Sigmund Freud often regretted the fact that most of his patients were drawn from the upper classes. But when socialists turned Vienna “red” after World War I, neurotics both rich and poor gained access to free treatment and new experimental methods.

Sigmund Freud often regretted the fact that most of his patients were drawn from the upper classes.


In September 1918, in the dying days of the Great War, Sigmund Freud laid out a new mission for the psychoanalytic movement. Speaking to the first psychoanalytic congress since the outbreak of the war, Freud acknowledged the impediments that restricted their therapeutic work. Limited by the “necessities of our existence” to treating the “well-to-do-classes,” “at present,” psychoanalysts could “do nothing for the wider social strata, who suffer extremely seriously from neuroses.” Yet such limitations had to be overcome.

Freud argued that the neuroses were just as much a threat to the nation’s health as tuberculosis — and could equally little be left “to the impotent care of individual members of the community.” Turning his gaze to the imminent postwar situation, Freud confidently predicted that the “conscience of society will awake” to the right of the “poor man” to treatment for his mind. When it did, new institutions, staffed by analytically trained physicians, would be founded, offering treatment to the broad masses free of charge. As distant and “fantastic” as this prospect appeared amid the devastation of the war, Freud insisted that “sometime or other . . . it must come to this.”

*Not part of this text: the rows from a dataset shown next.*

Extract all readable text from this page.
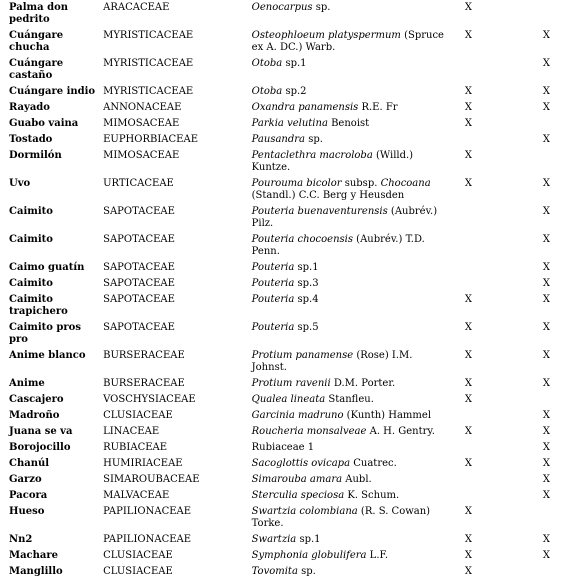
Palma don pedrito	ARACACEAE	Oenocarpus sp.	X	
Cuángare chucha	MYRISTICACEAE	Osteophloeum platyspermum (Spruce ex A. DC.) Warb.	X	X
Cuángare castaño	MYRISTICACEAE	Otoba sp.1		X
Cuángare indio	MYRISTICACEAE	Otoba sp.2	X	X
Rayado	ANNONACEAE	Oxandra panamensis R.E. Fr	X	X
Guabo vaina	MIMOSACEAE	Parkia velutina Benoist	X	
Tostado	EUPHORBIACEAE	Pausandra sp.		X
Dormilón	MIMOSACEAE	Pentaclethra macroloba (Willd.) Kuntze.	X	
Uvo	URTICACEAE	Pourouma bicolor subsp. Chocoana (Standl.) C.C. Berg y Heusden	X	X
Caimito	SAPOTACEAE	Pouteria buenaventurensis (Aubrév.) Pilz.		X
Caimito	SAPOTACEAE	Pouteria chocoensis (Aubrév.) T.D. Penn.		X
Caimo guatín	SAPOTACEAE	Pouteria sp.1		X
Caimito	SAPOTACEAE	Pouteria sp.3		X
Caimito trapichero	SAPOTACEAE	Pouteria sp.4	X	X
Caimito pros pro	SAPOTACEAE	Pouteria sp.5	X	X
Anime blanco	BURSERACEAE	Protium panamense (Rose) I.M. Johnst.	X	X
Anime	BURSERACEAE	Protium ravenii D.M. Porter.	X	X
Cascajero	VOSCHYSIACEAE	Qualea lineata Stanfleu.	X	
Madroño	CLUSIACEAE	Garcinia madruno (Kunth) Hammel		X
Juana se va	LINACEAE	Roucheria monsalveae A. H. Gentry.	X	X
Borojocillo	RUBIACEAE	Rubiaceae 1		X
Chanúl	HUMIRIACEAE	Sacoglottis ovicapa Cuatrec.	X	X
Garzo	SIMAROUBACEAE	Simarouba amara Aubl.		X
Pacora	MALVACEAE	Sterculia speciosa K. Schum.		X
Hueso	PAPILIONACEAE	Swartzia colombiana (R. S. Cowan) Torke.	X	
Nn2	PAPILIONACEAE	Swartzia sp.1	X	X
Machare	CLUSIACEAE	Symphonia globulifera L.F.	X	X
Manglillo	CLUSIACEAE	Tovomita sp.	X	
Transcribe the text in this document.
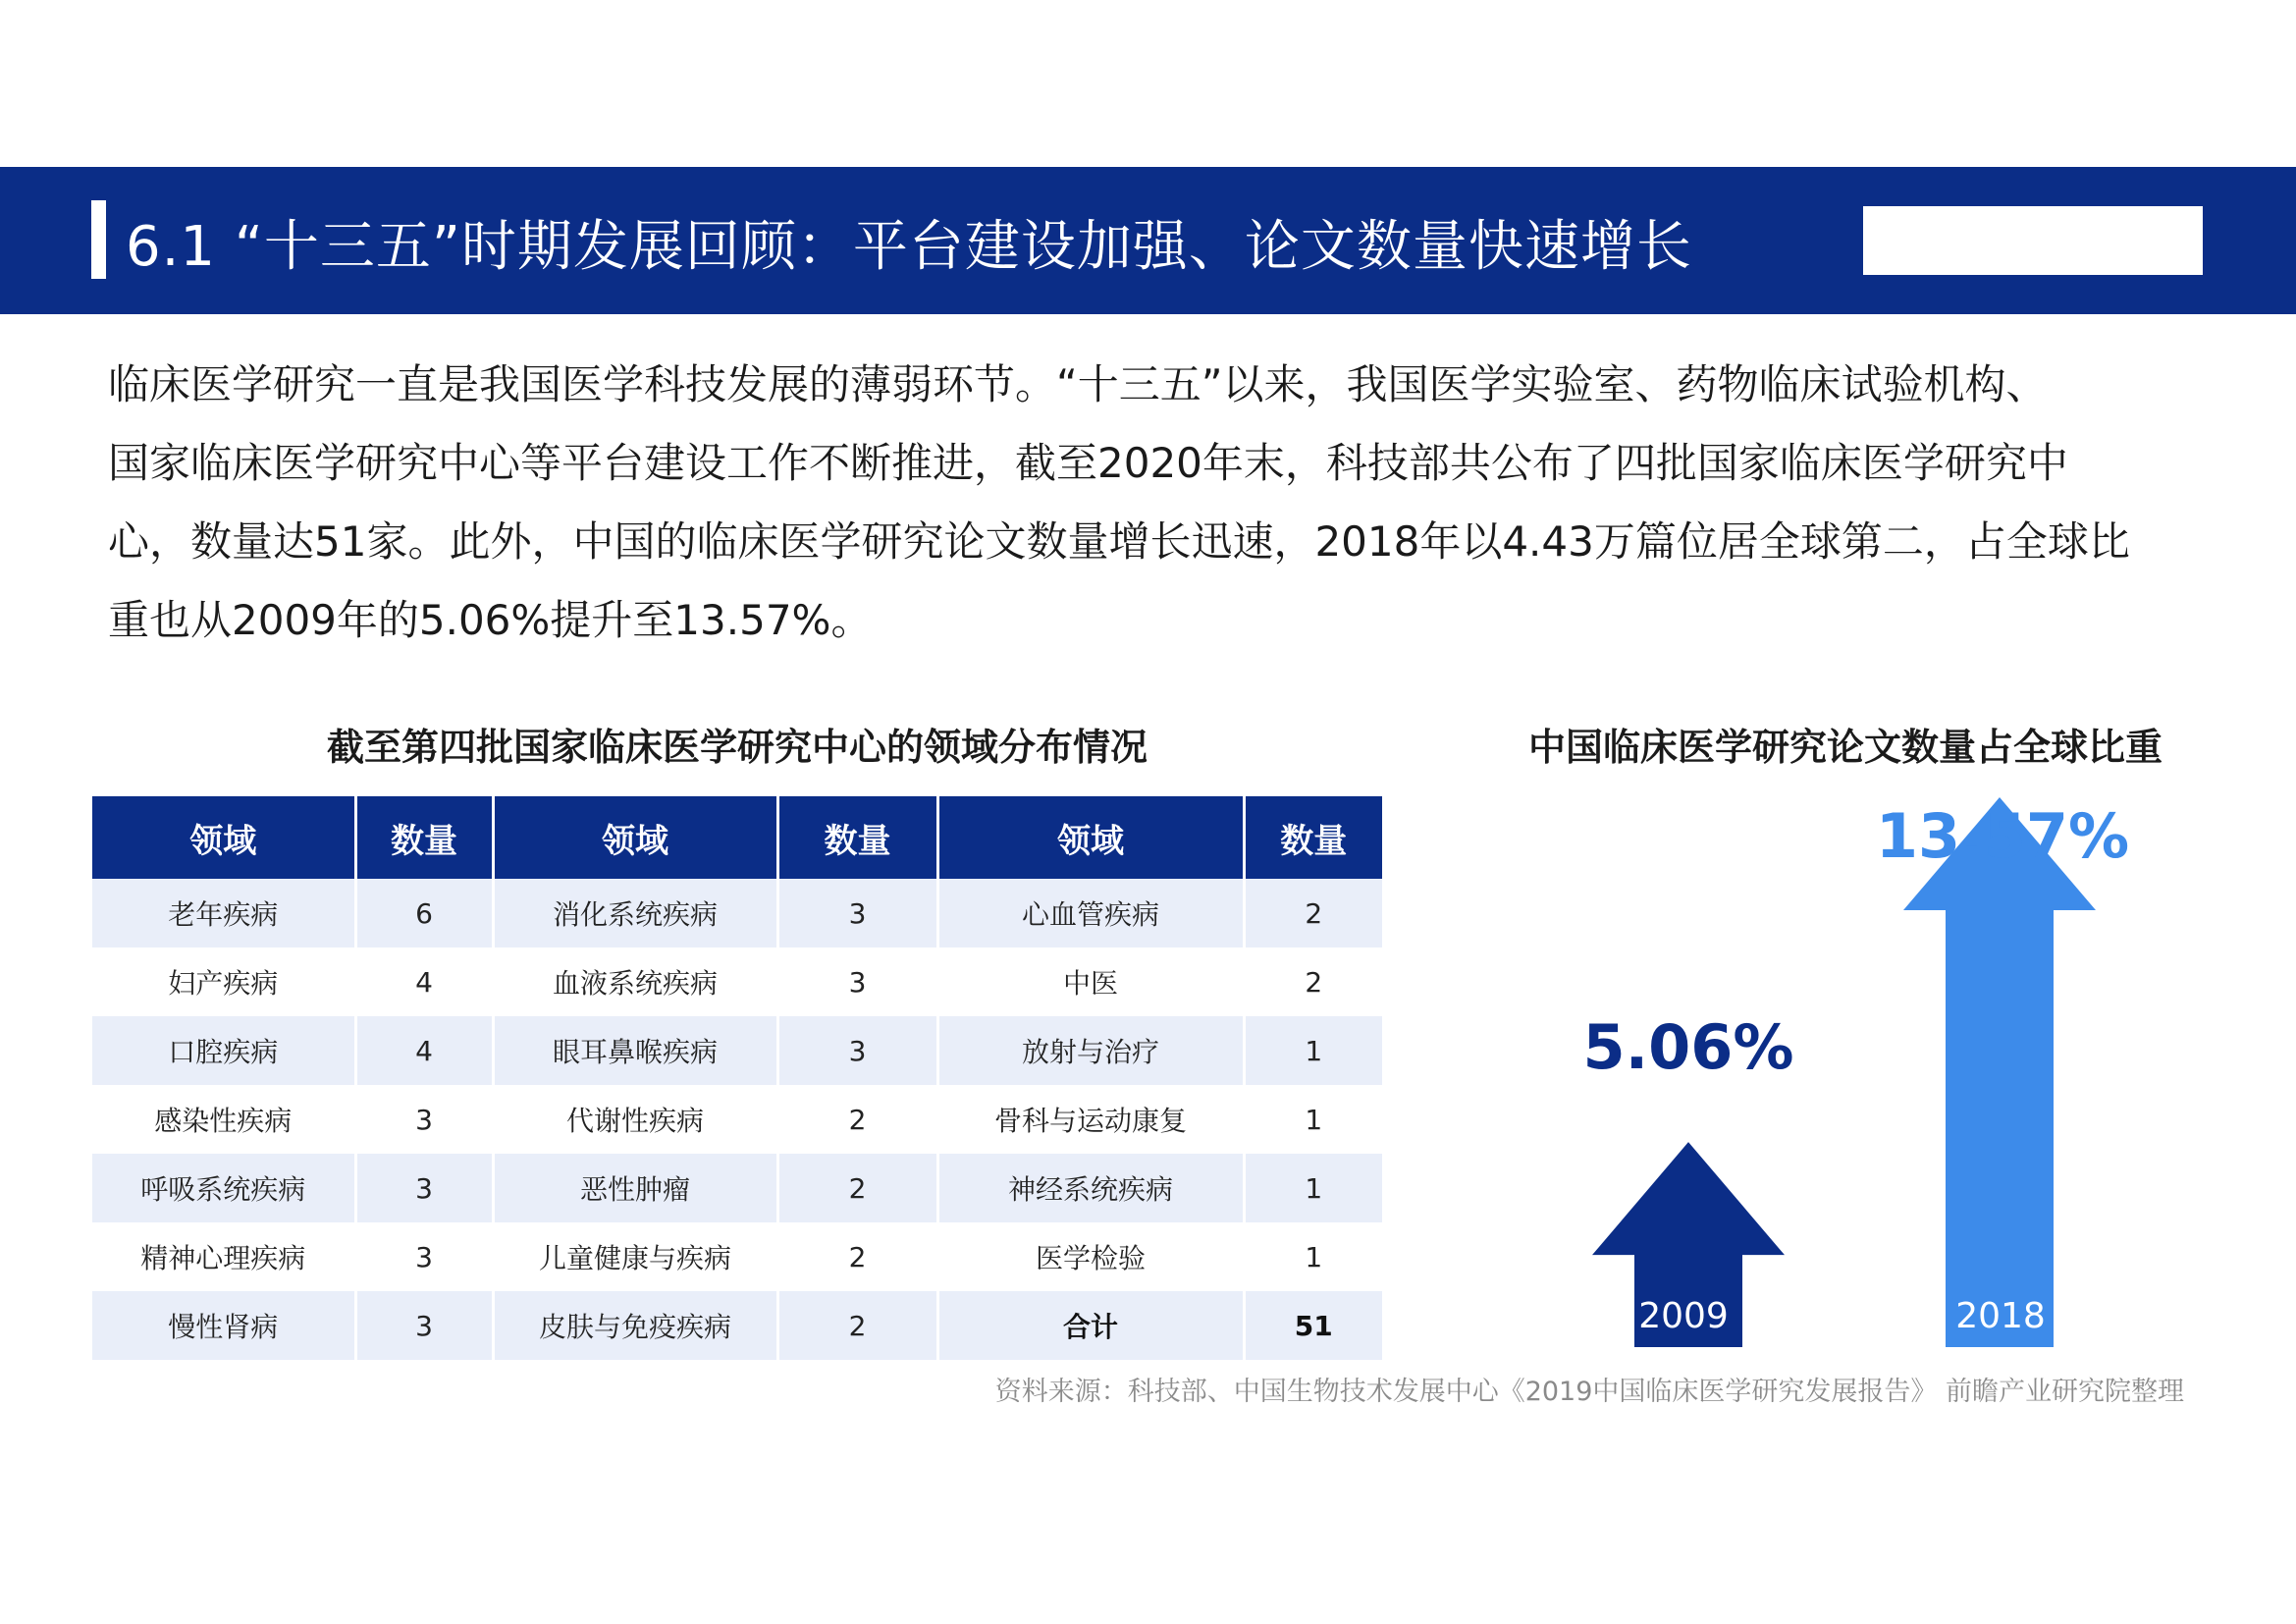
6.1 “十三五”时期发展回顾：平台建设加强、论文数量快速增长

临床医学研究一直是我国医学科技发展的薄弱环节。“十三五”以来，我国医学实验室、药物临床试验机构、

国家临床医学研究中心等平台建设工作不断推进，截至2020年末，科技部共公布了四批国家临床医学研究中

心，数量达51家。此外，中国的临床医学研究论文数量增长迅速，2018年以4.43万篇位居全球第二，占全球比

重也从2009年的5.06%提升至13.57%。

截至第四批国家临床医学研究中心的领域分布情况	中国临床医学研究论文数量占全球比重
领域	数量	领域	数量	领域	数量
老年疾病	6	消化系统疾病	3	心血管疾病	2
妇产疾病	4	血液系统疾病	3	中医	2
口腔疾病	4	眼耳鼻喉疾病	3	放射与治疗	1
感染性疾病	3	代谢性疾病	2	骨科与运动康复	1
呼吸系统疾病	3	恶性肿瘤	2	神经系统疾病	1
精神心理疾病	3	儿童健康与疾病	2	医学检验	1
慢性肾病	3	皮肤与免疫疾病	2	合计	51
5.06%
13.57%
2009	2018
资料来源：科技部、中国生物技术发展中心《2019中国临床医学研究发展报告》 前瞻产业研究院整理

Over the decades before World War I, analytic therapy and bourgeois privilege had gone hand in hand — crystallizing an image, indeed one that still persists today, of psychoanalysis as the preserve of the upper and upper-middle classes. In 1895, Freud remarked that his patients belonged to “an educated and literate social class,” adding a decade later that analytic therapy was ideally suited to “valuable” individuals possessing a “certain level of education and a fairly reliable character.”